If necessity is the mother of invention, the mother of all inventions is the hail mary pass down-field from the informal discussions to the statement of work. That's the bartering system of contacts, pointers, and project experience known in consulting circles as a community of practice -- crowdsourcing with clearly defined markers: a deal in need of closing chased by a fast-approaching deadline.
 
That shortest distance between these two points is a path crossed countless times on email every day. These intersecting points are permeated by guidance and attachments -- the prized IP that a domain expert would never think of uploading to a server but would naturally share with a colleague. 
 
In SharePoint 2010 that point of interception is best traversed by Document Sets.
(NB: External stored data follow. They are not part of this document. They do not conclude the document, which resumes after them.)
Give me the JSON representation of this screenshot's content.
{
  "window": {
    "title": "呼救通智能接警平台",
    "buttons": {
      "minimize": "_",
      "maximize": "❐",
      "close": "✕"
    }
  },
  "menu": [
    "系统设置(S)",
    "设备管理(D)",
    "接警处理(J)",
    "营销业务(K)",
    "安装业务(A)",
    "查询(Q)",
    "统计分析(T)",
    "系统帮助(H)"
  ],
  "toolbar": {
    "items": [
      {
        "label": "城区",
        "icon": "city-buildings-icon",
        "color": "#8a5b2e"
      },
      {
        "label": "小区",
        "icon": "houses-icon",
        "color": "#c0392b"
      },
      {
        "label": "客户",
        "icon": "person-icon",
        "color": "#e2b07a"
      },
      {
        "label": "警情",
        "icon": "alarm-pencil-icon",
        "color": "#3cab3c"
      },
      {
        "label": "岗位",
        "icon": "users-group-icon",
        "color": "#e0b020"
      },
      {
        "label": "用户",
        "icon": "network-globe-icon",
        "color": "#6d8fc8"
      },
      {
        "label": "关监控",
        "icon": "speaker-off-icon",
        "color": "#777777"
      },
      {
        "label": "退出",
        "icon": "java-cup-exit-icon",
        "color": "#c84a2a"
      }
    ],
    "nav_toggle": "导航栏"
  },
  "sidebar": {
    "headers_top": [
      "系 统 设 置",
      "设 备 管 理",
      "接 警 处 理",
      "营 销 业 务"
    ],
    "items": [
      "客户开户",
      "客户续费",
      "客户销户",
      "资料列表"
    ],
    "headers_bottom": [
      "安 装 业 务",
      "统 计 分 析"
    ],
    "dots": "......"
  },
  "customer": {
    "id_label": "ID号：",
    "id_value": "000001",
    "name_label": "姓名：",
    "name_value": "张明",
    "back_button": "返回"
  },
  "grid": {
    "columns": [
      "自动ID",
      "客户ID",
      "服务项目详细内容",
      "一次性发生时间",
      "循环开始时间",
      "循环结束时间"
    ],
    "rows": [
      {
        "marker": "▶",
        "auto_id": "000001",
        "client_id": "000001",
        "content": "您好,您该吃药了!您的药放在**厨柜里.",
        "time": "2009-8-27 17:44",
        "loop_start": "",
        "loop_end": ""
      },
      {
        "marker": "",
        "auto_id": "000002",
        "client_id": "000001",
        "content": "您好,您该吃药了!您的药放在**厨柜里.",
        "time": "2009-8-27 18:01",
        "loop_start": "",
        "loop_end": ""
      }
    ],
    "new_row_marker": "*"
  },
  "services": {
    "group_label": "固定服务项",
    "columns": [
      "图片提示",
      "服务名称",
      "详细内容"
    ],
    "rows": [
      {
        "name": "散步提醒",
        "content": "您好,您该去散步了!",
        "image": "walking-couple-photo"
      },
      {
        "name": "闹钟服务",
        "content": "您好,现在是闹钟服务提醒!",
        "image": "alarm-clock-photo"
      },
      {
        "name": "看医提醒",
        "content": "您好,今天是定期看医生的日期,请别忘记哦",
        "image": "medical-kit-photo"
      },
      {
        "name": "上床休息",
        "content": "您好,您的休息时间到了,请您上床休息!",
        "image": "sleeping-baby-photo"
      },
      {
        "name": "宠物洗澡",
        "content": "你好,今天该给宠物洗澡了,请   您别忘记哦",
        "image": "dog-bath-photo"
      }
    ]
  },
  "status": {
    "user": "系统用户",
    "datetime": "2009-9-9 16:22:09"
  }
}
Document Sets aren't that sophisticated or ground-breaking. But they are a handy way to repurpose the transfer event in ways that enhance how these communities relate to one another.
 
Those attachments we siphon off are best bets for the taking with the implicit blessing of the collaborator. But these contributions are rarely single definitive works, Most often they're assembled as a composite of several projects that address similar themes and models and zipped together in the form of a "care package." Document sets are practical containers for these assortments because the information request is showcased with the details of "the ask" along with the trailoring answers. This call-and-response routine need not outlive its purpose on email when it can be preserved in SharePoint to address the same perennial issues.
 
Besides the passion and the time pressure the two most common conventions of an information request is that the requester is humbled to be asking for advice and that they've already "been on KM [SharePoint] and found nothing."
 
Search our system for "spam" and a cascade of apologies will spill from a healthy number of hail marys. One of these days a document set just might muffle a repeat request for the same expertise. That's one transaction that can clear the way for more opportunities to open and more deals to close.